You don't know if that person sitting beside you is simply somebody your Mother and Grandmother never met at the Yacht Club, or a person far from home on a holy day who has come to this Church to praise God in the company of all believers -- or if that stranger is in fact the Risen Christ.  Can you afford to take that chance?

Do you really want to stand before the Heavenly Bar and hear the Lord Jesus say, "I visited your Church and you elbowed Me aside; I sat beside you in the pew and you ignored me; I offered you My peace and you refused to look at me or touch My hand; in fact, I attended that church for six months and when I departed and shook the dust from My sandals, you never even knew I had been there before."

And when you protest, "Lord, when did I ever treat you in such a shameful way?" you already know what He will say.  "Inasmuch as you did it to anybody who attended your church, you did it unto Me."

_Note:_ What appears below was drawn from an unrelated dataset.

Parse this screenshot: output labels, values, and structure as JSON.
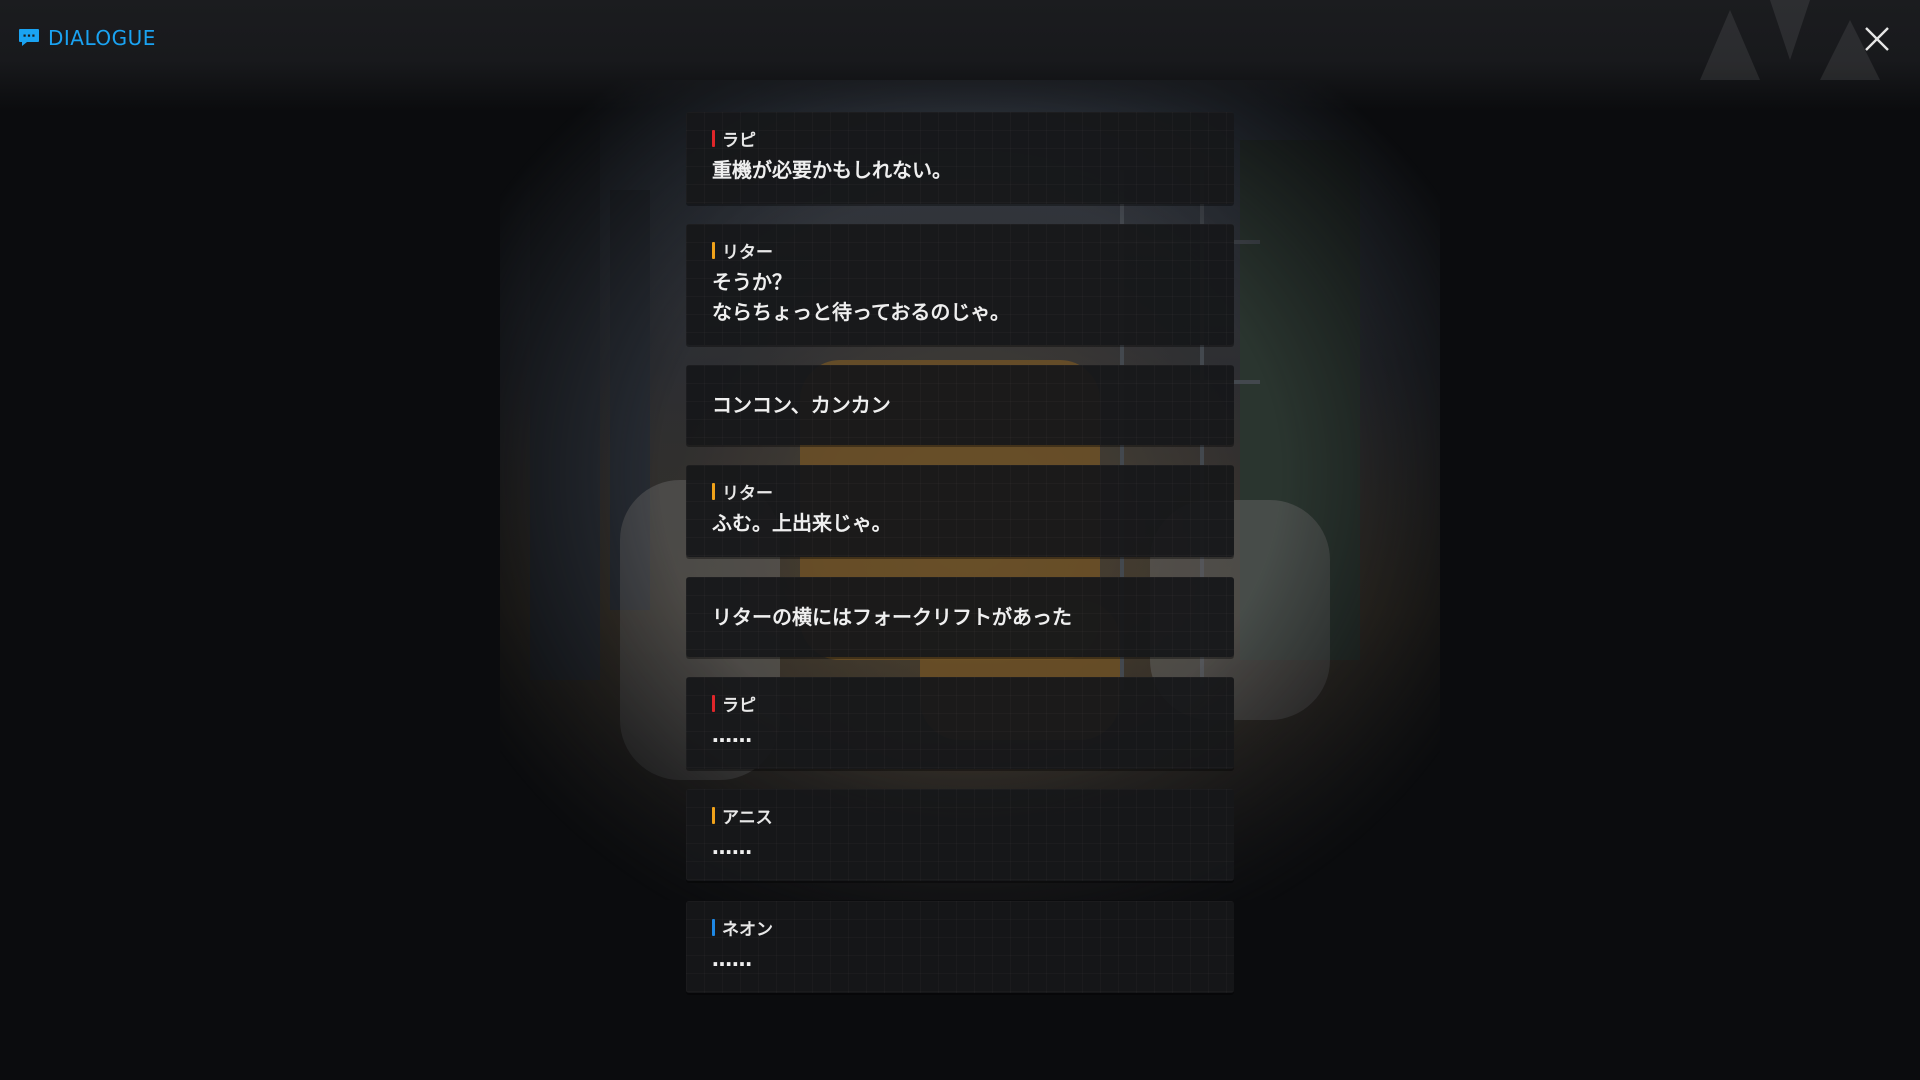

Of course, those of us who visit and attend your big city church, however small that church may be, would really prefer that you speak to us as brothers and sisters, not elbow us aside to get at the cookies, never ask us to vacate Your Pew, and miss us when we shake the dust of your parish from our feet, every Sunday of the year.

But we're willing to start small.  As Christ started small in the Garden when He gently opened the eyes of Mary Magdalene to the fact that He was not the Gardener, perhaps today when you see a stranger among us you'll smile and speak and say "Aleluia! Christ is Risen!" as if you spoke in fact to the Risen Lord.

Because that, in fact, may be exactly who it is.

Have a blessed Easter and may you rejoice exceedingly now and forevermore in the glory of the Risen Christ.